Хазин Валерий
Шрифт:
Он ухмыльнулся и записал поспешно:
«Один первоклассный писатель, ценитель кофе, обронил как-то, что в русском слове «одиночество» укрывается слово «ночь», но не был уверен, совпадение ли это…
Между тем нечто совсем противоположное могут заметить оказывающиеся в ночном эфире, по обе стороны его. Нечто вроде того известного изумления, с которым мы не узнаем своего голоса извне, со стороны.
Человека у микрофона, например, почти всегда одолевают сомнения: долетает ли его – уже как будто чужая – речь хотя бы куда-нибудь, кроме этой шарообразной черноты вокруг его темени? И вдруг (это случается почти всегда, но чаще – после музыкальных пауз) с языка его само собой срывается внезапное «мы», и он продолжает вести эфир далее, повторяя и повторяя это безотчетное и естественное «мы», «мы», «мы». Как если бы в этом эфире обитал не один, а минимум двое…
Что-то похожее происходит и в те первые мгновения, когда кофейный дым – настоящий кофейный дым – затекает через нос в мозг, а потом окутывает голову. Тогда начинает казаться – не правда ли? – что ты не один в этом облаке, где-то неподалеку – собеседник, и хочется говорить «мы».
Знатоки утверждают, что этим свойством обладает преимущественно колумбийский кофе – в противоположность перуанскому».
И только это – спешим согласиться – да еще около девятисот слов, подстегнутых обезумевшим графиком, и сумел записать Дан.
Но когда залетал в студию за пару минут до эфира, краешком памяти царапнуло злорадное: что скажет на все это герр Манн, если наступит завтра, примет ли вызов или испарится ангелом эфирным?

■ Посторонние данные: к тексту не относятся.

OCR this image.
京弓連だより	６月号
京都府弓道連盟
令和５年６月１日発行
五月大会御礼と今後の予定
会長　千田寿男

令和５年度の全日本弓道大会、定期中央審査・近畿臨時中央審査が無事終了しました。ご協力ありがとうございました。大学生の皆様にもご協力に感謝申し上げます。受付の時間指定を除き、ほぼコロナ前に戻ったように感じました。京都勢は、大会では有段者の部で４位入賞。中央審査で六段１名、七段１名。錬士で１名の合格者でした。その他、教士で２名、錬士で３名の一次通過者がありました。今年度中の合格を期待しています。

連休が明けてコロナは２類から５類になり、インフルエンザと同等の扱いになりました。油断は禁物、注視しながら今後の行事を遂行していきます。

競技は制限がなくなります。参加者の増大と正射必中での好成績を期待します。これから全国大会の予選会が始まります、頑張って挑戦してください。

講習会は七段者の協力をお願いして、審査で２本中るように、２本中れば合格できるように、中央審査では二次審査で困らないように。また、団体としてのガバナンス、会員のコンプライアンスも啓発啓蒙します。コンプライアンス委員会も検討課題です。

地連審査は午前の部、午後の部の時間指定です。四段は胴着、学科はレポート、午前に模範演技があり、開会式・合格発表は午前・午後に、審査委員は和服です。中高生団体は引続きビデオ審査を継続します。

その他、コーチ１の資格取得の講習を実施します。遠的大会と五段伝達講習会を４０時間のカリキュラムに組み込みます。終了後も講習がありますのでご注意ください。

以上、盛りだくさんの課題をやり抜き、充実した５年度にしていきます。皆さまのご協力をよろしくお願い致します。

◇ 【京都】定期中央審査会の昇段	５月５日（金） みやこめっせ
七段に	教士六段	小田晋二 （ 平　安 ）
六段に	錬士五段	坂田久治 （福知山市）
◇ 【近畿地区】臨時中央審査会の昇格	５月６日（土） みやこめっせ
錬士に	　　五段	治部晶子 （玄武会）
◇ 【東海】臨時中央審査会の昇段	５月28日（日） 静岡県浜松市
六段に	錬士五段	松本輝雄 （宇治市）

Завтра, однако, наступило быстро и отступило почти незаметно. После ночного эфира ему было отпущено девять часов такого же неверного, скачкообразного сна: домой в Ораховац он не поехал – остался на диване в студии. И окончательно пробудился снова в сумерках – лишь тогда, пожалуй, когда DJDJ усадил его перед монитором в кабинете, веско громыхнув о столешницу радийной кружкой с дымящимся кофе: пора было открывать блог и плести очередное кружево вокруг собственного эссе с зависающими в сети.
Разумеется, ни в эфире улетевшем, ни теперь, в череде мерцающих окон-реплик, Дан не уловил ничего необычного и никаких, с позволения сказать, следов того, кто называл себя герр Манн.
Но часов более каторжных, чем эта блогерская вечерняя вахта, он, наверное, и не припомнил бы: осыпь строчек бегущих колола глаза до слез, казалась графитовой крошкой. От мысли, что потом нужно будет еще как-то добираться до Ораховца, а там еще пытаться уснуть в оглохшей спальне, начинало ломить затылок.
И тут, надо сказать, памятливые пеняют торопливым: не всякую историю украшает скорость или обобщения, ибо как раз по окончании смены Дан тотчас и был, с быстротою сна, подхвачен нечаянной волной праздника, куда перенес его DJDJ – как всегда.
«Вы ведь не знаете здешних обычаев и забыли, наверное, – сказал он, подавая Дану рюмку сливовицы перед погашенным монитором, – да и не думали, что наступает ночь перед Рождеством, православный сочельник? Большой праздник – Бадни дан по-нашему… Вы после эфира проспали целый день и города теперь не узнаете… Конечно, сегодня вообще нельзя было работать, и разрешено только постное, но теперь уже можно, да и что делать грешным славянам, рабам бурных волн на «Радио Монтенегро», slaves of raving waves, простите за каламбур?…»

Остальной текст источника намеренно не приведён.